Mock Bronze B2 · "Cow Bingo"
← Back to mock contests · Original problem · Suggested time: 60–90 minutes
Problem
Farmer John has N cows arranged in a row, each labeled with a distinct positive integer ai (1 ≤ ai ≤ 20). He wants to give each cow a "bingo card" that is a subset of {1, …, 20}. A cow's bingo card wins if the multiset of labels of its row neighbours (the cow's immediate left and right neighbour, where they exist) is exactly equal to the cow's card.
Given the row of labels, find the number of cows whose bingo card matches its actual two neighbours' labels. More precisely: each cow is given the bingo card consisting of the labels {ai−1, ai+1} where positions outside the row are skipped.

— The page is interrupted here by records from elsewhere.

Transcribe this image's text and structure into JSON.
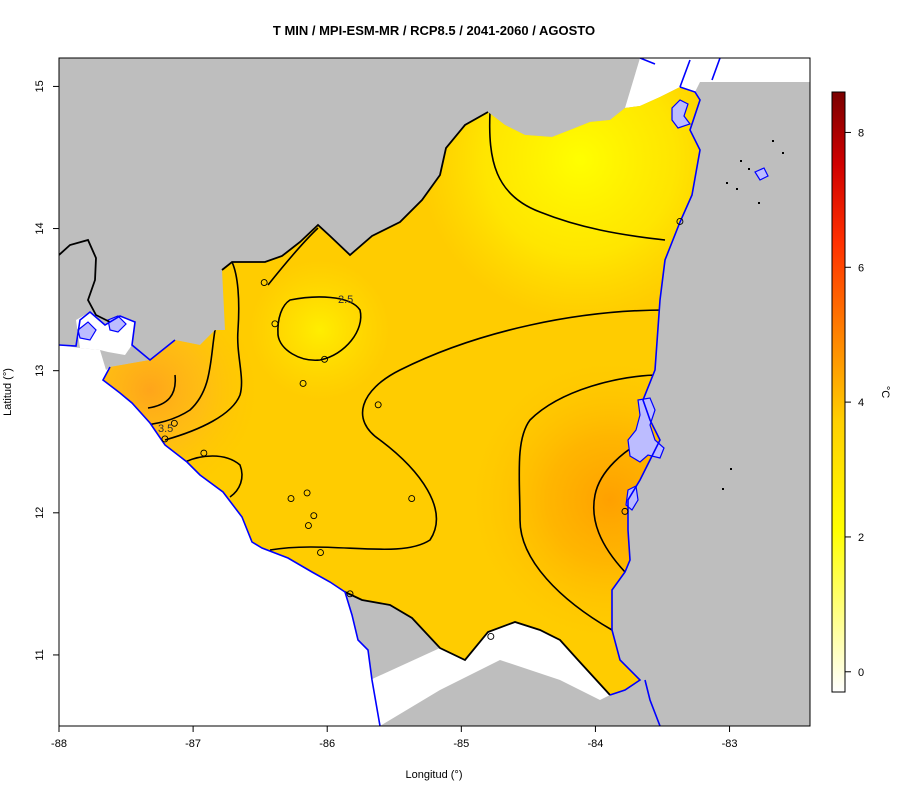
{
  "title": "T MIN / MPI-ESM-MR / RCP8.5 / 2041-2060 / AGOSTO",
  "x_axis": {
    "label": "Longitud (°)",
    "ticks": [
      -88,
      -87,
      -86,
      -85,
      -84,
      -83
    ]
  },
  "y_axis": {
    "label": "Latitud (°)",
    "ticks": [
      11,
      12,
      13,
      14,
      15
    ]
  },
  "extent": {
    "lon": [
      -88,
      -82.4
    ],
    "lat": [
      10.5,
      15.2
    ]
  },
  "colorbar": {
    "unit": "°C",
    "ticks": [
      0,
      2,
      4,
      6,
      8
    ],
    "range": [
      -0.3,
      8.6
    ],
    "colors": [
      "#ffffff",
      "#ffff00",
      "#ffd000",
      "#ff9a00",
      "#ff3000",
      "#d00000",
      "#7a0000"
    ]
  },
  "colors": {
    "land_background": "#bebebe",
    "water": "#ffffff",
    "coastline": "#0000ff",
    "border": "#000000",
    "contour": "#000000"
  },
  "contour_labels": [
    "2.5",
    "3.5"
  ],
  "stations": [
    [
      -86.47,
      13.62
    ],
    [
      -86.39,
      13.33
    ],
    [
      -86.02,
      13.08
    ],
    [
      -86.18,
      12.91
    ],
    [
      -85.62,
      12.76
    ],
    [
      -87.14,
      12.63
    ],
    [
      -87.21,
      12.52
    ],
    [
      -86.92,
      12.42
    ],
    [
      -86.27,
      12.1
    ],
    [
      -86.15,
      12.14
    ],
    [
      -86.1,
      11.98
    ],
    [
      -86.14,
      11.91
    ],
    [
      -86.05,
      11.72
    ],
    [
      -85.37,
      12.1
    ],
    [
      -85.83,
      11.43
    ],
    [
      -84.78,
      11.13
    ],
    [
      -83.78,
      12.01
    ],
    [
      -83.37,
      14.05
    ]
  ]
}
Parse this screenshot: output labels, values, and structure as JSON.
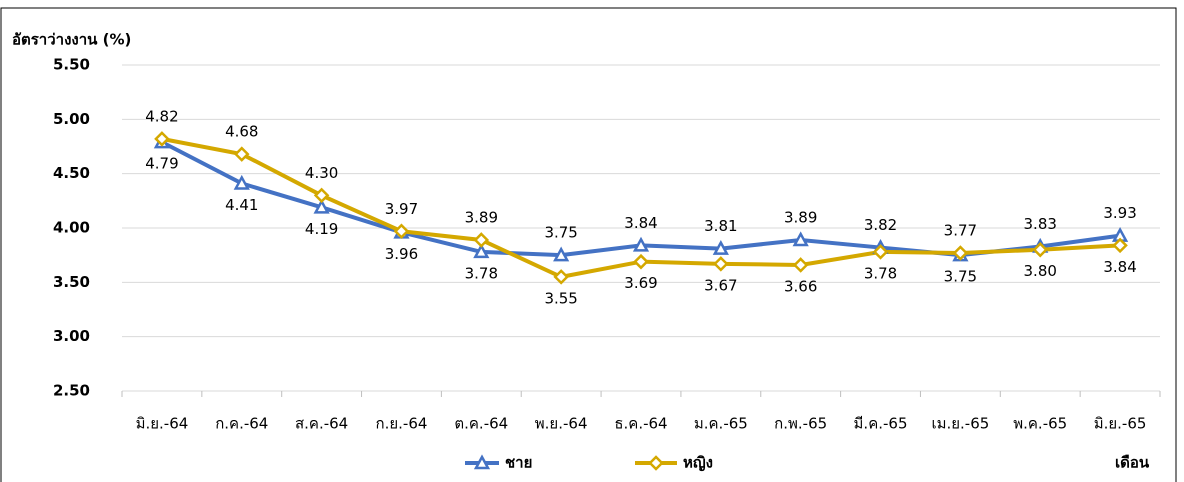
{
  "chart_data": {
    "type": "line",
    "y_axis_label": "อัตราว่างงาน (%)",
    "x_axis_label": "เดือน",
    "categories": [
      "มิ.ย.-64",
      "ก.ค.-64",
      "ส.ค.-64",
      "ก.ย.-64",
      "ต.ค.-64",
      "พ.ย.-64",
      "ธ.ค.-64",
      "ม.ค.-65",
      "ก.พ.-65",
      "มี.ค.-65",
      "เม.ย.-65",
      "พ.ค.-65",
      "มิ.ย.-65"
    ],
    "series": [
      {
        "name": "ชาย",
        "color": "#4472c4",
        "marker": "triangle",
        "values": [
          4.79,
          4.41,
          4.19,
          3.96,
          3.78,
          3.75,
          3.84,
          3.81,
          3.89,
          3.82,
          3.75,
          3.83,
          3.93
        ],
        "value_labels": [
          "4.79",
          "4.41",
          "4.19",
          "3.96",
          "3.78",
          "3.75",
          "3.84",
          "3.81",
          "3.89",
          "3.82",
          "3.75",
          "3.83",
          "3.93"
        ]
      },
      {
        "name": "หญิง",
        "color": "#d4a800",
        "marker": "diamond",
        "values": [
          4.82,
          4.68,
          4.3,
          3.97,
          3.89,
          3.55,
          3.69,
          3.67,
          3.66,
          3.78,
          3.77,
          3.8,
          3.84
        ],
        "value_labels": [
          "4.82",
          "4.68",
          "4.30",
          "3.97",
          "3.89",
          "3.55",
          "3.69",
          "3.67",
          "3.66",
          "3.78",
          "3.77",
          "3.80",
          "3.84"
        ]
      }
    ],
    "ylim": [
      2.5,
      5.5
    ],
    "yticks": [
      {
        "value": 2.5,
        "label": "2.50"
      },
      {
        "value": 3,
        "label": "3.00"
      },
      {
        "value": 3.5,
        "label": "3.50"
      },
      {
        "value": 4,
        "label": "4.00"
      },
      {
        "value": 4.5,
        "label": "4.50"
      },
      {
        "value": 5,
        "label": "5.00"
      },
      {
        "value": 5.5,
        "label": "5.50"
      }
    ],
    "grid": true,
    "legend": "bottom"
  }
}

Count how many cows would mark a "bingo" if their card is exactly the set of values appearing as neighbours.
(This is a deliberately ambiguous Bronze-style statement — part of the exercise is pinning down exactly what's being asked before you code.)
Constraints
- 1 ≤ N ≤ 1000
- 1 ≤ ai ≤ 20
- Time limit: 2 seconds
Sample
Input
5
3 7 3 5 7
Output
3
(Sample is illustrative — make your own samples to test edge cases before submitting.)
Skills this targets
- Complete search over a small label domain (20 possible values fits a bitmask).
- Careful index handling at the row endpoints.
- Translating ambiguous English into a precise specification before coding.
Self-grade after attempting
Solution sketch (open after your timer is up)
- For each cow at position
i, compute the multiset of its existing neighbours: 1-element if endpoint, 2-element otherwise. - The cow's "card" is the set of distinct values among those neighbours. Compare equality directly.
- With N ≤ 1000 a straightforward O(N) sweep is well within limits — no clever DS needed.
- Edge case: cow at position 0 has only one neighbour; the card has 1 element. Be careful with set vs. multiset comparison if duplicate neighbour values are possible (here all labels are distinct, but you should re-read the statement to confirm).